Bourbaki’s most enthusiastic fans took the joke and ran with it. Early on, before the Elements of Mathematic started to appear, Weil shared the Bourbaki collaborators’ ambitions and culture of games and wordplay with a group of young mathematicians in Princeton, New Jersey. Thrilled and inspired, they created their own pseudonym, E.S. Pondiczery, and attributed to him a number of articles and a large volume of reviews. In their zeal for pseudonyms, they gave Pondiczery a pseudonym of his own, H.W.O. Pétard, to whom they attributed their more explicitly parodic writing. The Bourbaki and Pondiczery communities crossed paths regularly and integrated their pseudonyms into shared worlds, even printing elaborate pun-filled invitations for a wedding between Pétard and Bourbaki’s daughter Betti (from the surname of a famous Italian geometer).

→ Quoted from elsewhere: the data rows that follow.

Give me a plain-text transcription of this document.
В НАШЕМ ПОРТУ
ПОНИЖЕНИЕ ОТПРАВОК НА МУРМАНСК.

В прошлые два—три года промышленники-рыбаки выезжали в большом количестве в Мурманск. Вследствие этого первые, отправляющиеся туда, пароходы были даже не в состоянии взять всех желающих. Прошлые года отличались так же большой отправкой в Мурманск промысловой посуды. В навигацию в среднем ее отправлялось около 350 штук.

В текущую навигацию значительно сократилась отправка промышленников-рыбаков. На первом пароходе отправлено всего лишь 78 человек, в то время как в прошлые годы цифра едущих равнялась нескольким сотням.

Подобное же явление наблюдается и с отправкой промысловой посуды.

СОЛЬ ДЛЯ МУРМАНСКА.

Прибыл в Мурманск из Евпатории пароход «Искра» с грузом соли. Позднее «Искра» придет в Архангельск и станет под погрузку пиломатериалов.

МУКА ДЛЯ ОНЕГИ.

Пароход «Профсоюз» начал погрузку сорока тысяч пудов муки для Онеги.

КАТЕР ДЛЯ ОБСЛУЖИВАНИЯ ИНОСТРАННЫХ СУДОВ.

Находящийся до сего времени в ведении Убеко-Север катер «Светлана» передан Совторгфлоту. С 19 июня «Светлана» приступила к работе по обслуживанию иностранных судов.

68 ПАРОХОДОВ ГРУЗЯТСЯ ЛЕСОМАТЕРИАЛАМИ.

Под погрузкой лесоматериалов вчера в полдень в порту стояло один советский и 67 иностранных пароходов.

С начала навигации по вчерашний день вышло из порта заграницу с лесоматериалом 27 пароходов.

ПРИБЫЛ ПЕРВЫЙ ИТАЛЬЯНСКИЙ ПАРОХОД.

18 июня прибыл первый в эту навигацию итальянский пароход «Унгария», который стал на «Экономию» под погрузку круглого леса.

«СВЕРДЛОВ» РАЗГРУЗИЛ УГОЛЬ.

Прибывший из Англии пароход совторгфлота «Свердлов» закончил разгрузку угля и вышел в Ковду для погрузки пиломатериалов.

Many did not get the joke, taking Bourbaki’s dense formalism too seriously and thereby missing the import of the intervention. For those who believed Bourbaki’s goal was to replace informal mathematical thinking with cold manipulations of signs and assemblages, Bourbaki’s aims certainly seemed preposterous, especially when extended beyond the walls of mathematics departments. Famously (or notoriously), the New Math reform of primary and secondary mathematics education in the 1960s, inspired by Bourbaki’s project, baffled and outraged parents and educators who didn’t see why mathematicians thought small children ought to learn the abstract theory of sets along with their sums and figures. Quite a few mathematicians understood the joke well enough, but disagreed with Bourbaki’s priorities, worrying that they undervalued applied mathematics or mainly offered window dressing to existing methods that were working just fine without them.

Many more were never meant to be included in the joke. Bourbaki courted and depended on the support of selected senior mathematicians, such as Cartan, as well as International Mathematical Union founder Marshall Stone. But they mostly wrote off older generations as squares who lacked the youthful perspective, dexterity, and ambition to get with the program. The old guard wrote them off in turn, while recognizing the number of talented younger mathematicians around the world who seemed taken in by Bourbaki’s predilections.

In a 1954 report, a senior figure of Argentine mathematics threw up his hands at the “young ‘bourbakistas’” who took flight “on wings of abstraction” in “painfully escalating” volumes explicating commonsensical concepts. In Latin America, India, and elsewhere, Bourbaki’s style and theories came to symbolize a generational divide in conflicts over how best to use resources that flowed to science and engineering in nations around the world after World War II.

The problem with being a generational icon is that generations keep coming. Bourbaki left a lasting mark on the style, culture, philosophy, and values of postwar mathematics, and many of his collaborators made influential careers under their own names. By the 1970s, however, the mathematical and social thrill of Bourbaki’s in-joke was showing signs of waning. The widened circle of winking insiders was no longer so exotic and alluring, the imposture of Bourbaki’s mathematics no longer so exciting. The Bourbaki Seminar, established to live out the Bourbaki principle that any mathematics worth knowing was worth rewriting from a Bourbaki perspective, continues to hum along. It remains the premier setting for elite mathematicians to rewrite each other’s latest theories, often contributing new insights in the process.

An inside joke dies when nobody gets it—or when everybody gets it. Bourbaki’s mathematics was a victim of its success. To be a mathematician in the decades that birthed Bourbaki was to struggle to find common ground in a world riven by war and conflict. To practice mathematics during Bourbaki’s prime was to feel that world coming back together, socially and conceptually. How it came together mattered: Bourbaki helped promote a particular kind of insider for a new era of international mathematics. No calculus of signs and assemblages can create a universally valid mathematics when it comes with a culture and style that still makes outsiders of so many. In that regard, perhaps the joke is on Bourbaki.